Behind curtains and round corners he caught glimpses of people busy with inconsequential human activities: drinking coffee, writing shopping lists, hatching mean plots against their competitors, and dreaming of sexual fulfilment. The cluster of cabins was almost fully occupied, visitors to one of the fairs in the huge monstrosity, which suited him fine. No one had spoken to him since he had checked in after his trip to Uppland.

He stopped outside his cabin, aware that he was swaying, that his powers would soon be gone. His two last children came to him.

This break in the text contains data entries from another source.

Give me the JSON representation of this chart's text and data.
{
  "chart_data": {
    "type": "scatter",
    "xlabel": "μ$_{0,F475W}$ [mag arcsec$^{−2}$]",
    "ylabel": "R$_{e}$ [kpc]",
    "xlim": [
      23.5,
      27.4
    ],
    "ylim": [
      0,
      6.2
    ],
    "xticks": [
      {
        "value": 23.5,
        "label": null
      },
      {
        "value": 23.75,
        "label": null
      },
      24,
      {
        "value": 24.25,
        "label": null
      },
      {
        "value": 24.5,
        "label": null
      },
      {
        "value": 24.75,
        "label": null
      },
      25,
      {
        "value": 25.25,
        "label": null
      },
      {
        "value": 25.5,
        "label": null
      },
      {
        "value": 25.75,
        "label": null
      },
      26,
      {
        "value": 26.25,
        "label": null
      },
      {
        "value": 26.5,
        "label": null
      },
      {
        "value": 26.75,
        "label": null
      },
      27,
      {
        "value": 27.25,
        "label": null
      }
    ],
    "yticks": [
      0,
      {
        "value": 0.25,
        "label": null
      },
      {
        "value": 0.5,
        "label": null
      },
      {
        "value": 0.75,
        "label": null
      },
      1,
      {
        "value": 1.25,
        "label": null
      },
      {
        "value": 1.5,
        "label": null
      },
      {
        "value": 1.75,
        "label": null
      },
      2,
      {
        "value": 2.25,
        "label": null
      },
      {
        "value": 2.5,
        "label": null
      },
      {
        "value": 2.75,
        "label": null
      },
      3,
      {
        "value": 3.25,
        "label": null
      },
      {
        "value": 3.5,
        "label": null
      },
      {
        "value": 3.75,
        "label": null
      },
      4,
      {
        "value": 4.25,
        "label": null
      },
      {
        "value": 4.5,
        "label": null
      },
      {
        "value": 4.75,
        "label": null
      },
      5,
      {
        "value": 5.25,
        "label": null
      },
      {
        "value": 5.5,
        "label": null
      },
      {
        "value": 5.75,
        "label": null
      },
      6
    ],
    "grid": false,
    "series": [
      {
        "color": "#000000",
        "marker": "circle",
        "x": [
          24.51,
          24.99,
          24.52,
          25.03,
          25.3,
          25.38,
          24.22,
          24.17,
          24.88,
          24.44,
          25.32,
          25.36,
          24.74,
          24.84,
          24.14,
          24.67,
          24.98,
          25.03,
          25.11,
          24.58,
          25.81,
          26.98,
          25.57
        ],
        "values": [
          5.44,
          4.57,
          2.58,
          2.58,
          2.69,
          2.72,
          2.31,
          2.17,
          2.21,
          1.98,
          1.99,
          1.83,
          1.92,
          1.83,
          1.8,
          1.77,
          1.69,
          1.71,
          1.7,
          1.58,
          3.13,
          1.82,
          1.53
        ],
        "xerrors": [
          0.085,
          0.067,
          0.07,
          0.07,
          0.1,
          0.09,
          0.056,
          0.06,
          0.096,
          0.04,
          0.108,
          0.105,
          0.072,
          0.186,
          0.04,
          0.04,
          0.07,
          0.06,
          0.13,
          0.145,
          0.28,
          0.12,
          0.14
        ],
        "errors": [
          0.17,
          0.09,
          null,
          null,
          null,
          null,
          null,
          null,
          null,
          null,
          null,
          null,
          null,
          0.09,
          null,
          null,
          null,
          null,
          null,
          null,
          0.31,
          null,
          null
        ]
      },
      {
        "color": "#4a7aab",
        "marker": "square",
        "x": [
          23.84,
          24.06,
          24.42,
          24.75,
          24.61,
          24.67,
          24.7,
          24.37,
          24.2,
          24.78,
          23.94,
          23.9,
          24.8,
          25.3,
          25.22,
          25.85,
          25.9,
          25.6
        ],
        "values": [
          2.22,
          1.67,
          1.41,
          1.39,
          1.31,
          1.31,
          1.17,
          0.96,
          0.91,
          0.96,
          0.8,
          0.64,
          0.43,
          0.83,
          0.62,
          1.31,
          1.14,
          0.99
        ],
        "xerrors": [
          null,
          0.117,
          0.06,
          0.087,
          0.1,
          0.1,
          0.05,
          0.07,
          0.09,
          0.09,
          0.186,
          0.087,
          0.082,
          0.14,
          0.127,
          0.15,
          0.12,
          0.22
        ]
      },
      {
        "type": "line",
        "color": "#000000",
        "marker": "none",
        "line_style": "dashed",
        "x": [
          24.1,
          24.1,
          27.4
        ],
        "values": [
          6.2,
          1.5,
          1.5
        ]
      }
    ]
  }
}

The Lion of Freedom had been given his name because it was agreed that someone in the group ought to symbolize their solidarity with Africa, but the Lion himself had been incapable of any truly great thoughts. There was nothing wrong with the lad’s convictions, but he needed a strong leader to help him find the right path. Together they had decided to make the Lion of Freedom’s roar echo across the whole of the oppressed black continent and liberate the masses.

The Lion of Freedom was the one who probably needed him most; he was also the one for whom things had turned out worst.

I’ll take care of you, my son, the man thought, and went into his little cabin.

He sat on the chair by the door and struggled to take off his shoes. His diaphragm was really hurting now, and bending down made him feel sick. He groaned and leaned back against the chair, shutting his eyes for a moment.

His other daughter, Barking Dog, had been noisy and difficult in the sixties, but so much could have happened. It would be interesting to meet her. Maybe it was she who really deserved her inheritance.

He went over to the wardrobe to check that the duffel bag was still there.